The Raven Cycle Reread: 1.Extra

Almost a year ago (July 18th, 2018, to be exact) I finished reading The Raven Boys in a single day. I read the copy I used to check out of the library, before my mom bought me my own books (the American hardcover, as opposed to the British paperbacks I now own). Then I decided to write down my reaction in a journal I keep for feelings about books and media I consume, to commemorate the moment and get some things off my chest. I wanted to transfer it here because I think I need a little break before I delve into Dream Thieves, and there’s nothing like a good old pre-written ranting to throw up here while I take the week off.

I also think it’s an interesting contrast, since these are my thoughts after reading it in one day, and you’ve only read my thoughts after they’ve been marinating for seven months. It’s a very different way of reading, I can tell you that much. But here it is, everyone:

A younger Emily’s reread of The Raven Boys

So this is probably going to be a part of a longer series in which I talk about all 4 Raven Cycle books individually and then altogether, because I find when I am in a creative spell I simply cannot resist them. So there’s that.

But of the first book in particular, there’s something to be said about a series I read bit by bit as it came out. I fell in love with the Raven Boys first, and I waited for the others to see what would happen next. A special spot in my heart is reserved for this book, and so I am biased.

I do maintain that this book isn’t prose, it’s just poetry without the line breaks. Everything is described in a way that doesn’t actually describe it at all, which strikes me as the ultimate trust of the reader. Steifvater knows when she describes Ronan’s tattoo as a hook, a knife, a fleur-de-lis, that we will understand Ronan is dangerous, damages, and wondrous. We love that Blue is sensible, in her crochet leggings.

This is the kind of book that ensnares me. It is, to steal Persephone’s words, more raven than the others. And I love it to death, I really do. This is a desert island book. Stiefvater is a desert island artist. I would take her work anywhere, and I’m not even being dramatic. I’m being sensible.

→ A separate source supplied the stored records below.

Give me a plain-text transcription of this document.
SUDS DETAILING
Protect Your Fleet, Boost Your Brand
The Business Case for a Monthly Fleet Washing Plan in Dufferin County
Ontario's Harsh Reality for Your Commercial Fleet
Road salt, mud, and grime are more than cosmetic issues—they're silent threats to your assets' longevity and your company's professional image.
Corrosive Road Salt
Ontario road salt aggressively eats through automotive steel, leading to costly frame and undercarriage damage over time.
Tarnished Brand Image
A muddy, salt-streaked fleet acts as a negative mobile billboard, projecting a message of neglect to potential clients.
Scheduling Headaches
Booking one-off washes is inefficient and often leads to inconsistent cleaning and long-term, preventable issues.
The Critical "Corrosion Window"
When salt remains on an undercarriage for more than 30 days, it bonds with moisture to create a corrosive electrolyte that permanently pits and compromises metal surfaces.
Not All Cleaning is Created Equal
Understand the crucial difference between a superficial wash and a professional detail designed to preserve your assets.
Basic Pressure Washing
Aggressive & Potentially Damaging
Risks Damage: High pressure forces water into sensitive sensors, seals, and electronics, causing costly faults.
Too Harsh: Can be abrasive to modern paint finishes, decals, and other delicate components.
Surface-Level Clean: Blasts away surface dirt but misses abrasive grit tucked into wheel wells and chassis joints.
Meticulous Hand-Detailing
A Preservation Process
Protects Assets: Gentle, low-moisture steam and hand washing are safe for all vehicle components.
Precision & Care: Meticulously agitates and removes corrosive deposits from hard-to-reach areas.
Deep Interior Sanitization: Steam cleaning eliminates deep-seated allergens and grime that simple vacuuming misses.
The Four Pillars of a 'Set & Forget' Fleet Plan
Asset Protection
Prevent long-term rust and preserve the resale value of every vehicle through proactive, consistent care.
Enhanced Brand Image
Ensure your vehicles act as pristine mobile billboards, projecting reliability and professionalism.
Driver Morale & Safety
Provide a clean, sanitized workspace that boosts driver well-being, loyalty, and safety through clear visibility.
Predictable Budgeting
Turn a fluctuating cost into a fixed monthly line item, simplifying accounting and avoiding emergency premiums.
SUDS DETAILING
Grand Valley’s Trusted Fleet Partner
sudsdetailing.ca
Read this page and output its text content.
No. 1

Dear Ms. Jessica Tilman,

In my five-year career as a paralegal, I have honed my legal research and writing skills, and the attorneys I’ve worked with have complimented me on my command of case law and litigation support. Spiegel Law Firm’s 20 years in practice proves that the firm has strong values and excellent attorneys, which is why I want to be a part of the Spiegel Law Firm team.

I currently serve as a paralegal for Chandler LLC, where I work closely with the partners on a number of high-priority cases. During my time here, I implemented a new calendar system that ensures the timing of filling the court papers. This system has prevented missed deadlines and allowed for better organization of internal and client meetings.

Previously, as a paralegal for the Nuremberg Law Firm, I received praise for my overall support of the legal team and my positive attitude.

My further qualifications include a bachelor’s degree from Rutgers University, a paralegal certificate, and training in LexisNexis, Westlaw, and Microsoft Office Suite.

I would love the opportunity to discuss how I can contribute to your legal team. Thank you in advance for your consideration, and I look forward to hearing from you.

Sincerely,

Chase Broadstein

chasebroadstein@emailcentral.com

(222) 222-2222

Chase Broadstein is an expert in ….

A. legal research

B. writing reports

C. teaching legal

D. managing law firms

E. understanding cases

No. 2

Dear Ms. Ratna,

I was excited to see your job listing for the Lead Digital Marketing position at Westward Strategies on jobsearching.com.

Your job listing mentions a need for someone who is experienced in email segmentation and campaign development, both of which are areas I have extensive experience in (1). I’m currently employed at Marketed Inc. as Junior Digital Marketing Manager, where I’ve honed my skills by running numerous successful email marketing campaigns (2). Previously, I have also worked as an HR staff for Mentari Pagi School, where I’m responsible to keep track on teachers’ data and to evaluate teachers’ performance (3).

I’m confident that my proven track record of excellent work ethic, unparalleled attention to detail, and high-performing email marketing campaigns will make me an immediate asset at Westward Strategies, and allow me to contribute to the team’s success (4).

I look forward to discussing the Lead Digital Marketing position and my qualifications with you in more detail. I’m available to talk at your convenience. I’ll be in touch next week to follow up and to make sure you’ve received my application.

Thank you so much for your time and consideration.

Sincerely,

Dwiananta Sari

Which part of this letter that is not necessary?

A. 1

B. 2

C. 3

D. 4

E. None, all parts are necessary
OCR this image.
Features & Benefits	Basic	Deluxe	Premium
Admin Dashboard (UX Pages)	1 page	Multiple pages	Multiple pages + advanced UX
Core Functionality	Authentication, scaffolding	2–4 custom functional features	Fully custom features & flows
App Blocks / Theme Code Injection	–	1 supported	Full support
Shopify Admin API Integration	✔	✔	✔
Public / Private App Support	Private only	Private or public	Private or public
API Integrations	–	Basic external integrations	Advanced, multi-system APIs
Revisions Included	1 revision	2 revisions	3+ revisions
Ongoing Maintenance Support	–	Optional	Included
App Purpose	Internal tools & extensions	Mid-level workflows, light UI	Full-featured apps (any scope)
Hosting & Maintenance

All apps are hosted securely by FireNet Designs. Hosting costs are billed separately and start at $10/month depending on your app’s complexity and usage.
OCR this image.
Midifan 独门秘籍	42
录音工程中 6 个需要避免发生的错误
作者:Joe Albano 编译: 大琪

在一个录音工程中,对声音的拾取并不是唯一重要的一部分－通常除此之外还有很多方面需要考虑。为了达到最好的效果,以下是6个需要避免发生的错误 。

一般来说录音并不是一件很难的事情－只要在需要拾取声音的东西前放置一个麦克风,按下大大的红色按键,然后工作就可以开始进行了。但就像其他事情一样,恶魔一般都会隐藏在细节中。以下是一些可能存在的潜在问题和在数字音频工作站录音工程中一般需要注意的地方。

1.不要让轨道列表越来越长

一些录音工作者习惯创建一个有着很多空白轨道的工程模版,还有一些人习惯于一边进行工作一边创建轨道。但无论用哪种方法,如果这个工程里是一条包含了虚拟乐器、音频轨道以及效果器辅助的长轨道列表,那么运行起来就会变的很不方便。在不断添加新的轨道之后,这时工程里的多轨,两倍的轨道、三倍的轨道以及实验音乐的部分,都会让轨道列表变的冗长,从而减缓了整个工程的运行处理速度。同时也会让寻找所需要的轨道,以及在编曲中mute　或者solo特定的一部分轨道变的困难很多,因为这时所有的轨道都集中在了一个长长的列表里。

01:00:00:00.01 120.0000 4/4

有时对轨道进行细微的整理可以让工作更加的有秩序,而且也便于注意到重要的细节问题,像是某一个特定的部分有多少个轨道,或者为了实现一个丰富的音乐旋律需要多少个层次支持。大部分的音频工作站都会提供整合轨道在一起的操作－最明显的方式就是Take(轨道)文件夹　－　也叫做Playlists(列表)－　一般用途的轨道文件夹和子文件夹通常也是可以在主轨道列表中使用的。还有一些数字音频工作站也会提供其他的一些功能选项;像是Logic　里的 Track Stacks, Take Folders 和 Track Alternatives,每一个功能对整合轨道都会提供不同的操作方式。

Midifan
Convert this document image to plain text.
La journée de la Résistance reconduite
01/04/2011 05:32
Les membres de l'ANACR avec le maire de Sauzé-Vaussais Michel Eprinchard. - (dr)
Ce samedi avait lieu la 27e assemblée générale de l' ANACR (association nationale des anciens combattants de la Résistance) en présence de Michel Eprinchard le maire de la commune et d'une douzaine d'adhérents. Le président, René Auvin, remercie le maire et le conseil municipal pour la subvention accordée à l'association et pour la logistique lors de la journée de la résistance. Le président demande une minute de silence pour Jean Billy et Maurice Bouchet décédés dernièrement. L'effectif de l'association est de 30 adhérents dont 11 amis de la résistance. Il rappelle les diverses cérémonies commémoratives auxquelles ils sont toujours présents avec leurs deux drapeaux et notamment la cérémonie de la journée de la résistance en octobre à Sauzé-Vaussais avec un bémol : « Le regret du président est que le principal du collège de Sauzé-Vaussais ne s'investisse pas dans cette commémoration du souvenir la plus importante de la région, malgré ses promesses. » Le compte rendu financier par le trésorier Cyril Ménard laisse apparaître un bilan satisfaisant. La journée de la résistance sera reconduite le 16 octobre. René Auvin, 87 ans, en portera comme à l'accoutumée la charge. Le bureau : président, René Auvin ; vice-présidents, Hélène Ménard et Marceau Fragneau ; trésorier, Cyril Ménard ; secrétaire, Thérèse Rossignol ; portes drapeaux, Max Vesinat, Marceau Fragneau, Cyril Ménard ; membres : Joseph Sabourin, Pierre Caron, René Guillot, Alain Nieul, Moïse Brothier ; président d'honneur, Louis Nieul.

  • Girlfriend held her hand to her chest in an unconscious reaction to masculine nakedness. In this case, the naked party was not a person, but a thing: Gansey’s bed, nothing but two mattresses on a bare metal frame, sitting baldly in the middle of the room, barely made. It was somehow intimate in its complete lack of privacy. (42)
  • “Get used to some turbulence, you little bastard.” “You can’t name it that.” “Her name’s Chainsaw,” replied Ronan. (95)
  • A bruise spread over his cheekbone, red and swelling as a galaxy (130)
  • The tiny bunch of flowers made sense. They matched Adam’s frayed sweater. (181)
  • Adam’s mouth made the soundless shape of a laugh (213)
  • She recognized the strange happiness that came from loving something without knowing why you did, that strange happiness that was sometimes so big it felt like sadness (223)
  • There was something musical about Ronan when he swore, a careful and loving precision to the way he fit the words together. A black-painted poetry (238)
  • “They were just such small hurts, you know?” (270)
  • “I want you to know,” Noah said, pressing the carved bone against his Adam’s apple, hard, as if it would squeeze the words from him. “I was… more… when I was alive.” (305)
  • It was a catastrophe of light. He was aware in a single, exploded moment of how many colors combined to make white. (339)
  • The roar of the engine starting was probably what had woken Gansey in the first place, the moonlight merely a memory of the last time he’d been woken. (374)

Current Emily’s reaction

So there’s that. Obviously I was trying a bit too hard to be poetic, but there were also plenty of things I didn’t pick up on. I didn’t mention the funny moments, or the complicated and sometimes frustrating magic, or the way that Stiefvater sets up little moments between each character pairing that feel like a screen test of romantic potential. I didn’t notice how obvious it was that Blue wanted to choose Adam but she couldn’t get over Gansey and his sexy, sexy journal. I wasn’t nearly as appreciative of Calla as I should have been. And, because I was reading so very fast, I didn’t feel the slow drag of every Whelk POV chapter pulling me down.

There are upsides and downsides to every way of reading. But, frankly, I’m just really glad I got to do it both ways. I’m glad this book holds up no matter how many times I’ve read it. And yet, I’m really excited to put Raven Boys back on my shelf and pick up Dream Thieves. I can’t wait for you to really meet Ronan. It’s long overdue.